Chapter Thirty-Five-Remy

Life is good.

No—life is fucking beautiful.

My wife loves me.

Andrea Falco. My Andy. My girl.

I swear, I smile a thousand times a day just thinking about it.

Sure, my father-in-law still looks at me like he’s trying to decide which knife in his collection would do the job fastest, but I’m okay with that.

Because I know if he actually stabbed me, Andrea would never forgive him. And I can live with Andres Ramirez's side-eye if it means my wife curls against me at night, her belly warm against my side, her heartbeat steady under my hand.

She loves me.

And that love? It’s better than any medal, any title, any mission I’ve ever survived.

I miss our morning rides together, but I can’t say I’m unhappy she quit her job at Volkov Towers.

She’s taking pictures now—dozens of them. Everywhere. Of everything.

I don’t love her in the darkroom, not when she’s pregnant, not when those chemicals sting my nose the second I walk in.

But I keep my mouth shut because the fire in her eyes when she talks about aperture and exposure is worth more than my peace of mind.

This morning, when I asked how long she planned on being holed up in there—since it’s Callie’s school play this afternoon—she surprised me with a laugh.

“You think I’ve been in the darkroom?” she asked, nose scrunched, looking at me like I was an idiot.

Hint: I was.

She told me she’s been using her digital cameras and editing software for her newest projects.

And of course, that just made me love her more. Because she was right, of course, she was right. I was an idiot. Andy’s already an excellent mom, and I should’ve trusted her to know what was best for her and the babies.

So, I showed her how much I loved her.

Dropped to my knees.

Pushed up that maternity dress she swears is the only thing she fits in.

Bullshit.

She wears them because she knows how they make me feel.

How hot. How feral. How desperate.

Easy access, too.

Always helpful when I can’t keep my hands off her.

Let’s just say I had my breakfast twice.

And I didn’t stop eating until she was screaming my name like a prayer.

Yeah, life is beautiful.

It’s two weeks till Christmas, and I’m in full spoiled-husband mode.

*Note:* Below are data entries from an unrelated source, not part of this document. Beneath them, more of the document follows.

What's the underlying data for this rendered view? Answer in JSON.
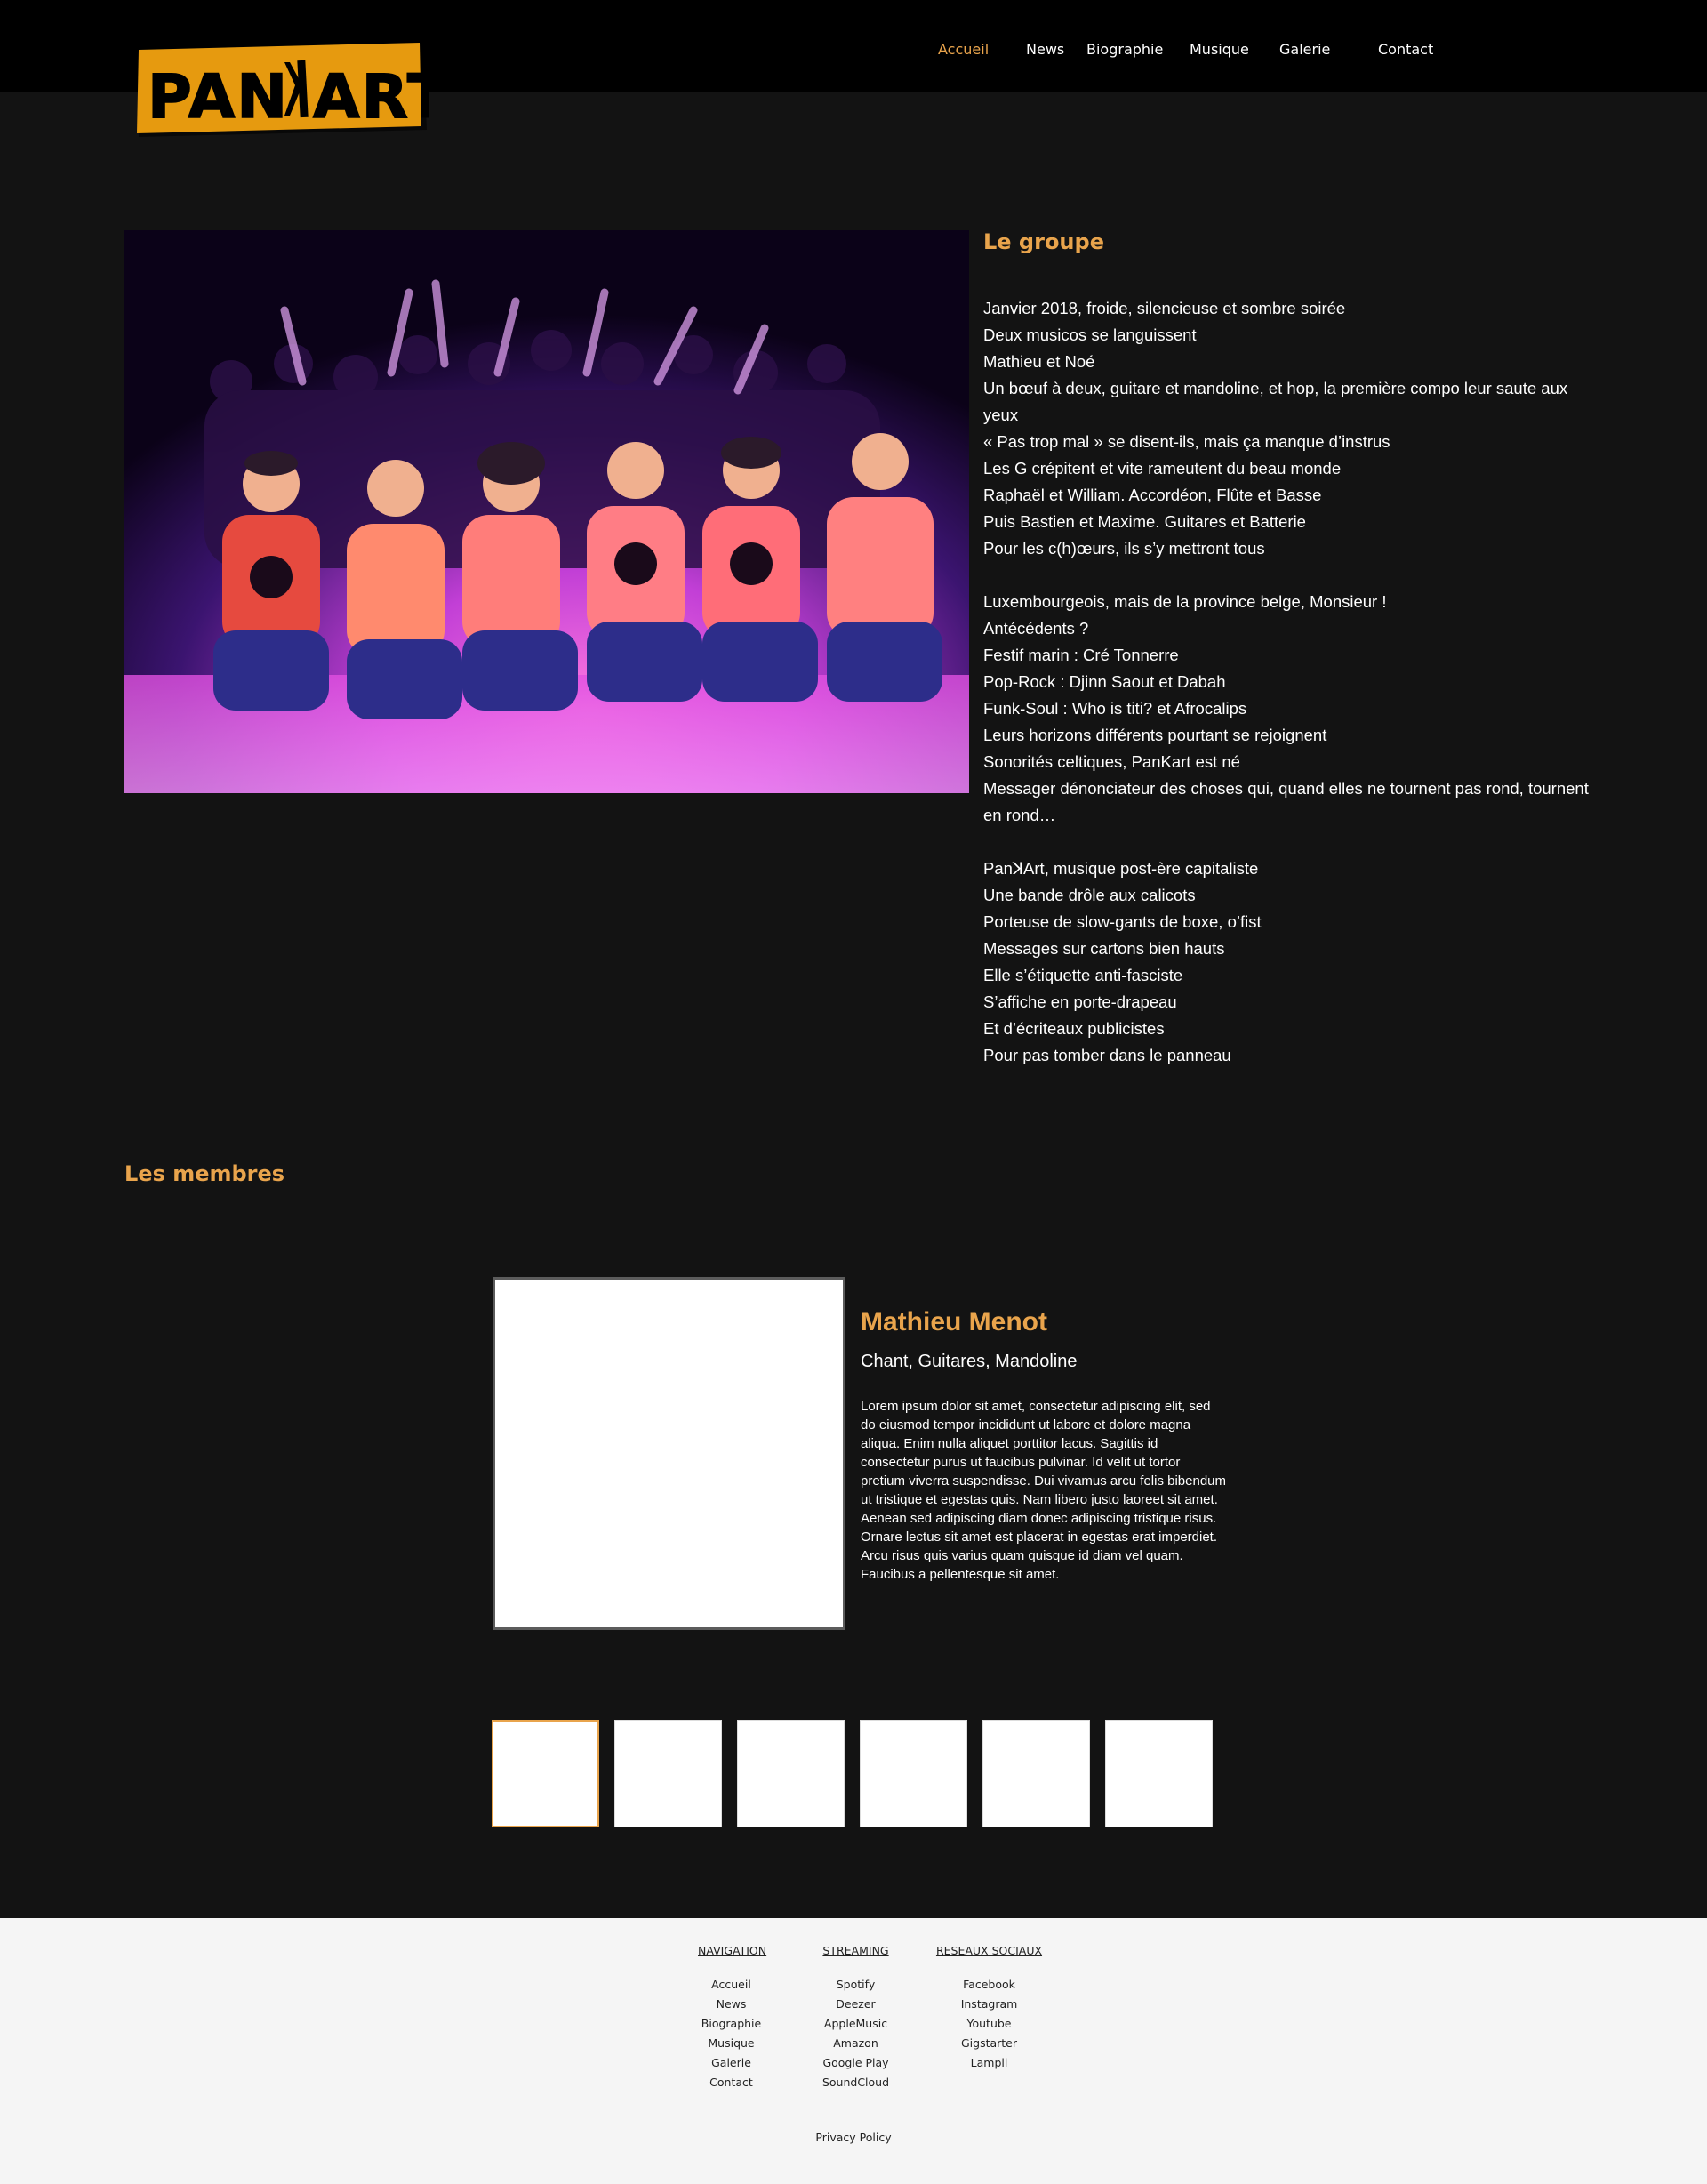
{
  "header": {
    "logo_text": "PANKART",
    "nav": [
      {
        "label": "Accueil",
        "active": true
      },
      {
        "label": "News",
        "active": false
      },
      {
        "label": "Biographie",
        "active": false
      },
      {
        "label": "Musique",
        "active": false
      },
      {
        "label": "Galerie",
        "active": false
      },
      {
        "label": "Contact",
        "active": false
      }
    ]
  },
  "colors": {
    "accent": "#e9a44c",
    "background": "#131313",
    "topbar": "#000000",
    "footer_bg": "#f5f5f5",
    "logo_bg": "#e69a0f"
  },
  "groupe": {
    "title": "Le groupe",
    "lines": [
      "Janvier 2018, froide, silencieuse et sombre soirée",
      "Deux musicos se languissent",
      "Mathieu et Noé",
      "Un bœuf à deux, guitare et mandoline, et hop, la première compo leur saute aux yeux",
      "« Pas trop mal » se disent-ils, mais ça manque d’instrus",
      "Les G crépitent et vite rameutent du beau monde",
      "Raphaël et William. Accordéon, Flûte et Basse",
      "Puis Bastien et Maxime. Guitares et Batterie",
      "Pour les c(h)œurs, ils s’y mettront tous",
      "",
      "Luxembourgeois, mais de la province belge, Monsieur !",
      "Antécédents ?",
      "Festif marin : Cré Tonnerre",
      "Pop-Rock : Djinn Saout et Dabah",
      "Funk-Soul : Who is titi? et Afrocalips",
      "Leurs horizons différents pourtant se rejoignent",
      "Sonorités celtiques, PanKart est né",
      "Messager dénonciateur des choses qui, quand elles ne tournent pas rond, tournent en rond…",
      "",
      "PanꓘArt, musique post-ère capitaliste",
      "Une bande drôle aux calicots",
      "Porteuse de slow-gants de boxe, o’fist",
      "Messages sur cartons bien hauts",
      "Elle s’étiquette anti-fasciste",
      "S’affiche en porte-drapeau",
      "Et d’écriteaux publicistes",
      "Pour pas tomber dans le panneau"
    ]
  },
  "membres": {
    "title": "Les membres",
    "member": {
      "name": "Mathieu Menot",
      "role": "Chant, Guitares, Mandoline",
      "bio": "Lorem ipsum dolor sit amet, consectetur adipiscing elit, sed do eiusmod tempor incididunt ut labore et dolore magna aliqua. Enim nulla aliquet porttitor lacus. Sagittis id consectetur purus ut faucibus pulvinar. Id velit ut tortor pretium viverra suspendisse. Dui vivamus arcu felis bibendum ut tristique et egestas quis. Nam libero justo laoreet sit amet. Aenean sed adipiscing diam donec adipiscing tristique risus. Ornare lectus sit amet est placerat in egestas erat imperdiet. Arcu risus quis varius quam quisque id diam vel quam. Faucibus a pellentesque sit amet."
    },
    "thumbnail_count": 6,
    "active_thumbnail": 1
  },
  "footer": {
    "columns": [
      {
        "title": "NAVIGATION",
        "links": [
          "Accueil",
          "News",
          "Biographie",
          "Musique",
          "Galerie",
          "Contact"
        ]
      },
      {
        "title": "STREAMING",
        "links": [
          "Spotify",
          "Deezer",
          "AppleMusic",
          "Amazon",
          "Google Play",
          "SoundCloud"
        ]
      },
      {
        "title": "RESEAUX SOCIAUX",
        "links": [
          "Facebook",
          "Instagram",
          "Youtube",
          "Gigstarter",
          "Lampli"
        ]
      }
    ],
    "privacy": "Privacy Policy"
  }
}
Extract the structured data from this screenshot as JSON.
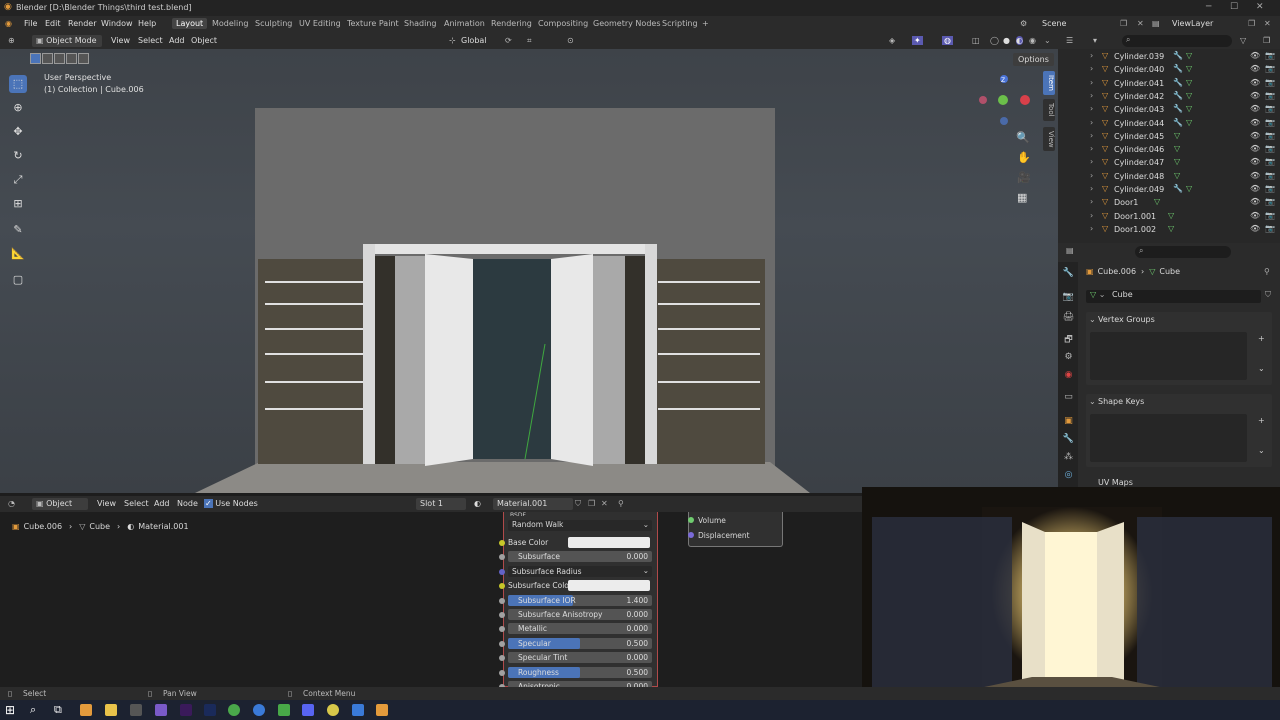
{
  "titlebar": {
    "title": "Blender [D:\\Blender Things\\third test.blend]"
  },
  "menu": {
    "items": [
      "File",
      "Edit",
      "Render",
      "Window",
      "Help"
    ]
  },
  "workspaces": [
    "Layout",
    "Modeling",
    "Sculpting",
    "UV Editing",
    "Texture Paint",
    "Shading",
    "Animation",
    "Rendering",
    "Compositing",
    "Geometry Nodes",
    "Scripting"
  ],
  "scene": {
    "name": "Scene",
    "view_layer": "ViewLayer"
  },
  "viewport": {
    "mode": "Object Mode",
    "header_menus": [
      "View",
      "Select",
      "Add",
      "Object"
    ],
    "orientation": "Global",
    "info_line1": "User Perspective",
    "info_line2": "(1) Collection | Cube.006",
    "options_label": "Options",
    "side_tabs": [
      "Item",
      "Tool",
      "View"
    ],
    "gizmo_axis_z": "Z"
  },
  "outliner": {
    "items": [
      "Cylinder.039",
      "Cylinder.040",
      "Cylinder.041",
      "Cylinder.042",
      "Cylinder.043",
      "Cylinder.044",
      "Cylinder.045",
      "Cylinder.046",
      "Cylinder.047",
      "Cylinder.048",
      "Cylinder.049",
      "Door1",
      "Door1.001",
      "Door1.002"
    ]
  },
  "properties": {
    "breadcrumb_object": "Cube.006",
    "breadcrumb_mesh": "Cube",
    "mesh_name": "Cube",
    "vertex_groups_label": "Vertex Groups",
    "shape_keys_label": "Shape Keys",
    "uv_maps_label": "UV Maps"
  },
  "node_editor": {
    "object_dropdown": "Object",
    "menus": [
      "View",
      "Select",
      "Add",
      "Node"
    ],
    "use_nodes_label": "Use Nodes",
    "slot": "Slot 1",
    "material": "Material.001",
    "breadcrumb": [
      "Cube.006",
      "Cube",
      "Material.001"
    ],
    "bsdf_top_label": "BSDF",
    "subsurface_method": "Random Walk",
    "fields": [
      {
        "label": "Base Color",
        "value": "",
        "kind": "color"
      },
      {
        "label": "Subsurface",
        "value": "0.000",
        "kind": "num"
      },
      {
        "label": "Subsurface Radius",
        "value": "",
        "kind": "dropdown"
      },
      {
        "label": "Subsurface Colo",
        "value": "",
        "kind": "color"
      },
      {
        "label": "Subsurface IOR",
        "value": "1.400",
        "kind": "bar"
      },
      {
        "label": "Subsurface Anisotropy",
        "value": "0.000",
        "kind": "num"
      },
      {
        "label": "Metallic",
        "value": "0.000",
        "kind": "num"
      },
      {
        "label": "Specular",
        "value": "0.500",
        "kind": "bar"
      },
      {
        "label": "Specular Tint",
        "value": "0.000",
        "kind": "num"
      },
      {
        "label": "Roughness",
        "value": "0.500",
        "kind": "bar"
      },
      {
        "label": "Anisotropic",
        "value": "0.000",
        "kind": "num"
      }
    ],
    "output_sockets": [
      "Volume",
      "Displacement"
    ]
  },
  "statusbar": {
    "select": "Select",
    "pan": "Pan View",
    "context": "Context Menu"
  },
  "colors": {
    "accent": "#4b74b8",
    "object_orange": "#e29a3c",
    "mesh_green": "#6fcc6f",
    "bg": "#1d1d1d"
  }
}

I want to give my girls everything.

So here I am, in a high-end department store on my lunch break, buying out half their toy inventory and every goddamn maternity dress that makes me think of her bent over the counter.

My phone buzzes in my pocket.

I answer, still half-grinning like an idiot.

It’s my lawyer.

And in the next five minutes, everything turns to shit.

Julio Castillo.

A name I never thought twice about.

My sister’s ex.

Callie’s biological father.

The ghost who’s never given a single fuck about her in three years.

He’s back. And he’s suing me for custody.

Custody.

The word rattles around in my brain like a bullet ricocheting off steel.

I grip the phone tighter, jaw clenching as the lawyer explains the paperwork, the timeline, the fucking audacity.

Julio wants rights to a little girl he never once held, never fed, never tucked in. A little girl who calls me Dad.

Blood might be DNA, but family? Family is who shows the fuck up.

And that’s me. Always me.

I hang up, the happy haze I’ve been living in gone in a blink.

Because now I have to go home.

And I have to look into Andy’s hazel eyes.

And I have to tell my wife that the life we’ve been building, the love we’ve been living in, is under attack from a man I didn’t see coming.

Julio Castillo just declared war.

But what he doesn’t understand? No one—no one—takes what’s mine.